Let market forces decide Sapura Energy Bhd’s fate; this is the view of some economists over the possible use of public funds or government loans to rescue the debt-laden oil and gas company, noting that any effort to save Sapura Energy must not involve public funds because these funds should not be used to protect the elites.
Sociopolitical analyst Prof Dr Awang Azman Awang Pawi said it was not necessary for the government to spend billions of people’s money for the benefit of a small group of corporates. “These are parts of the questions that many people complain about.
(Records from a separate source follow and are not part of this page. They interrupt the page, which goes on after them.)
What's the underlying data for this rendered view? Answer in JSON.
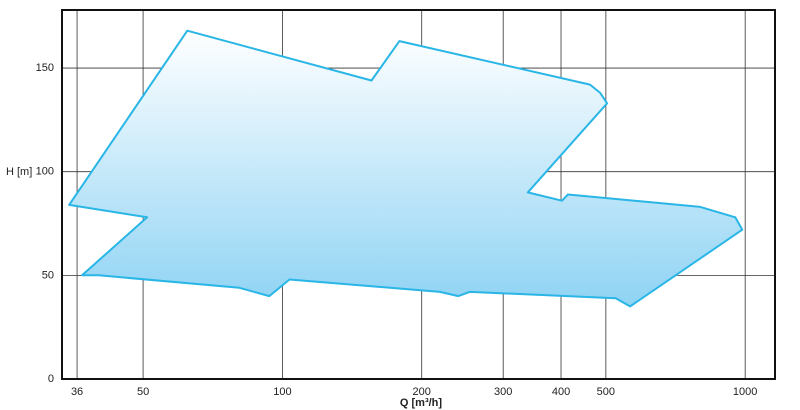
{
  "chart_data": {
    "type": "area",
    "x_label": "Q [m³/h]",
    "y_label": "H [m]",
    "x_log": true,
    "grid": true,
    "color": "#29b6e6",
    "xlim": [
      33.4,
      1160
    ],
    "xticks": [
      36,
      50,
      100,
      200,
      300,
      400,
      500,
      1000
    ],
    "ylim": [
      0,
      178
    ],
    "yticks": [
      0,
      50,
      100,
      150
    ],
    "x": [
      34.6,
      62.3,
      155.8,
      179,
      462,
      486,
      503,
      339,
      402,
      414,
      800,
      952,
      986,
      564,
      525,
      254,
      240,
      219,
      103.6,
      93.7,
      80.7,
      40.1,
      36.9,
      51
    ],
    "values": [
      84,
      168,
      144,
      163,
      142,
      138,
      133,
      90,
      86,
      89,
      83,
      78,
      72,
      35,
      39,
      42,
      40,
      42,
      48,
      40,
      44,
      50,
      50,
      78
    ]
  }
}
I think the government should let the market forces decide the company’s fate,” he told the New Straits Times.
Public funds were more apt to be used for programmes that benefited the public, especially the working-class community, he added.
Awang Azman, nevertheless, suggested that the government consider letting Sapura Energy’s strategic investments or assets to be taken over by Petronas to have better efficiency, accountability, integrity and reliability.
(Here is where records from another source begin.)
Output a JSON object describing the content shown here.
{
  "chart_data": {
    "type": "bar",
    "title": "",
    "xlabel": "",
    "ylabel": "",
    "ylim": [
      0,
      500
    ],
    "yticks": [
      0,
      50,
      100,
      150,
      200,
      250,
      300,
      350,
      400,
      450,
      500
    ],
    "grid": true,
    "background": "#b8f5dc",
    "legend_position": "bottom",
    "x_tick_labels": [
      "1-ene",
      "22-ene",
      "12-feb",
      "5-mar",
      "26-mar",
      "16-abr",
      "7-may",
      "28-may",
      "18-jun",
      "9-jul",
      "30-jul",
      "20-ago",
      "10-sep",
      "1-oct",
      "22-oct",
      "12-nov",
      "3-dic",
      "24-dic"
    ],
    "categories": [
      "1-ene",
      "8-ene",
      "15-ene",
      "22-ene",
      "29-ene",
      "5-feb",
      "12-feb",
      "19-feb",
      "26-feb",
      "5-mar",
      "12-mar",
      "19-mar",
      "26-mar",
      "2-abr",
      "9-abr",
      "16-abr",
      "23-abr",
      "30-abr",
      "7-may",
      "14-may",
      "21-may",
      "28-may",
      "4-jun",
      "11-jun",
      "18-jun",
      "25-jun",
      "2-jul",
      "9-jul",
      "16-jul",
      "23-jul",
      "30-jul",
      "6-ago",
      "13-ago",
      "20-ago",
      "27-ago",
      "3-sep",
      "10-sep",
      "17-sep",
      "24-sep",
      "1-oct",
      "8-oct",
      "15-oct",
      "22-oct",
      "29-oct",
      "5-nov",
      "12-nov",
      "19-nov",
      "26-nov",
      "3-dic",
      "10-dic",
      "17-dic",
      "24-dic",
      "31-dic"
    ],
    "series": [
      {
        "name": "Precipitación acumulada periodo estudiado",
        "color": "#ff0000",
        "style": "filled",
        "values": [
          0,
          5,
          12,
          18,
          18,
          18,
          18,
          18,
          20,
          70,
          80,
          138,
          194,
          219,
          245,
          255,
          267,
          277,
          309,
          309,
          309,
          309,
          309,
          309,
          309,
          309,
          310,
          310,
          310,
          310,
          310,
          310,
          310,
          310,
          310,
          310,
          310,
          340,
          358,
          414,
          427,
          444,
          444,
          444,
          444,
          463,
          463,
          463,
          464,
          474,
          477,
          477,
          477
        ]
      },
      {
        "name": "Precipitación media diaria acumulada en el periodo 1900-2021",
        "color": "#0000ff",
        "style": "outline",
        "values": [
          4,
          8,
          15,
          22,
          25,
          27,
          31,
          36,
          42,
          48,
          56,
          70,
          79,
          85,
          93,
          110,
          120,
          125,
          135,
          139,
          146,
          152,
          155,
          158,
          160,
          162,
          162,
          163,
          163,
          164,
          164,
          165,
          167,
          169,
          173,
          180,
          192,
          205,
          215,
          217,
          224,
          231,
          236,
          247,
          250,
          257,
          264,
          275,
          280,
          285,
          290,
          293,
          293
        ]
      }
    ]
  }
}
In a Facebook posting on 20 March, former prime minister Datuk Seri Najib Razak suggested that the government should protect Sapura Energy from bankruptcy by providing loans or getting Petronas or Khazanah Nasional Bhd to take over the group from Permodalan Nasional Bhd (PNB).
He argued that the people would face big losses if Sapura Energy was not saved, citing RM4 billion in losses to holders of PNB-owned Amanah Saham Bumiputera and RM10 billion in losses to Malayan Banking Bhd, as well as the 10,000 employees that would lose their jobs.
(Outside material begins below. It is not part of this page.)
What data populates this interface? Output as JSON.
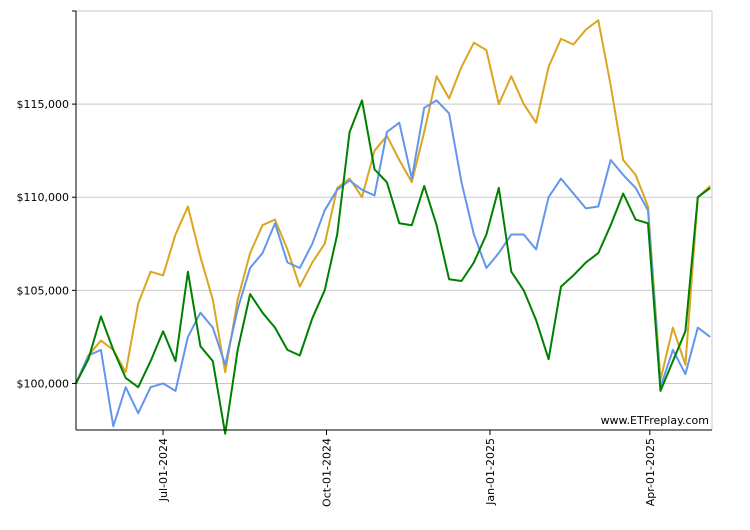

Sapura Energy is currently undertaking a massive debt restructuring involving banks, vendors and contractors.
Putra Business School business development manager Associate Professor Dr Ahmed Razman Abdul Latiff agreed that rescuing Sapura Energy should not involve public funds or government loans.
However, Razman said the government might consider letting Petronas take over Sapura Energy for strategic reasons, given that the national oil company still required the latter’s services for its projects.
“Petronas should bail out Sapura only if they have performed the due diligence and the takeover will give net positive value added (to Petronas). Otherwise, they should not bail it out as Petronas’ directors have duties and responsibilities to act in the best interest of the company and act in good faith.”
Meanwhile, he said there should be little concern on PNB’s exposure in Sapura Energy as it was minimal and would not influence the fund’s dividend rate much.
The investment in Sapura Energy represented less than one percent of PNB’s total asset under management.
At the stock’s current share price of four sen, PNB’s 40 percent stake has been reduced to RM223.71 million, less than 10 per cent of the RM2.67 billion it injected in 2018, not including prior investments.
He said it was important to note that PNB paid dividends to its unitholders based on dividends and capital gains realised from its overall investments.
“As for the Employees Provident Fund (EPF), its 2.9 percent stake now carries the value of RM18.5 million only, which is very little compared to its RM1 trillion of assets under management. So, the negative impact to PNB and EPF caused by the current situation of Sapura Energy will not be materially significant,” said Razman.